Alfred Lengnick founded the music publishing house which bears his name in London in 1893. Having worked an apprenticeship in the music houses of Leipzig and Vienna he decided to set up his own company in England. The musical scene was predominantly one of European musicians and composers. Lengnick established himself in Great Portland Street with, most importantly, the sole agency in this country for N. Simrock of Berlin. With the copyrights of Brahms and Dvorak, in particular, it was not surprising that his business thrived and within three years this growth necessitated a move to much larger premises in nearby Berners Street.
Lengnick often travelled to the continent to secure new copyrights but during a visit to Germany in 1904 he contracted a chill which proved fatal, dying on Christmas Day. His wife continued to run the business for a few months, but then retired and the good will was handed on to the prestigious publishers Schott & Co. Even during his short tenure Lengnick had built up a reputable catalogue of educational music, in particular the piano works of Chopin (Mukuli's edition) and the then famous Eugen d'Albert edition of the Beethoven piano sonatas. These, together with many simpler compositions and the publication of the examination books for the Incorporated Society of Musicians, placed the firm in a strong position. No fewer than two hundred thousand copies of Dvorak's Humoresque were sold in these early years.
During the 1930s the company passed into the hands of Bernard de Nevers who gave sanctuary to members of the Simrock family in the war years and assured the safety of the valuable stock of printers' plates from Germany.
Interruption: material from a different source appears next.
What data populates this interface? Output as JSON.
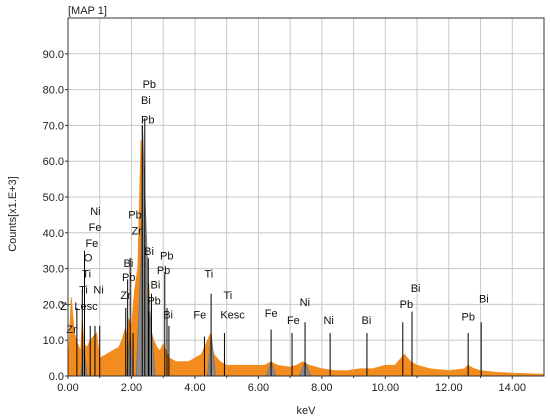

With the war over and the royalties from Brahms and Dvorak still supporting him, de Nevers took the opportunity to sign British composers with an enlightened publishing programme. The roster of composers contains many of the great names of twentieth century British music: William Alwyn, Malcolm Arnold, Edmund Rubbra, Elizabeth Maconchy, Robert Simpson, Bernard Stevens, Kenneth Leighton, Franz Reizenstein, Charles Camilleri and Ernö von Dohnányi. With the purchase of the University of Cardiff Press copyrights, there was a further injection of musical luminaries and some rare scholarly editions by Haydn and Handel became incorporated into the catalogue.
In 1991 Complete Music purchased Lengnick. Composers joining the company in more recent years have included David Ellis, Adam Gorb, Alun Hoddinott, George Newson, Ronald Senator, Edward Watson, Stephen Watson and John Veale. With the purchase of Complete by BMG and BMG's subsequent purchase by Universal Music Publishing Group the Lengnick catalogue is now handled by Ricordi London.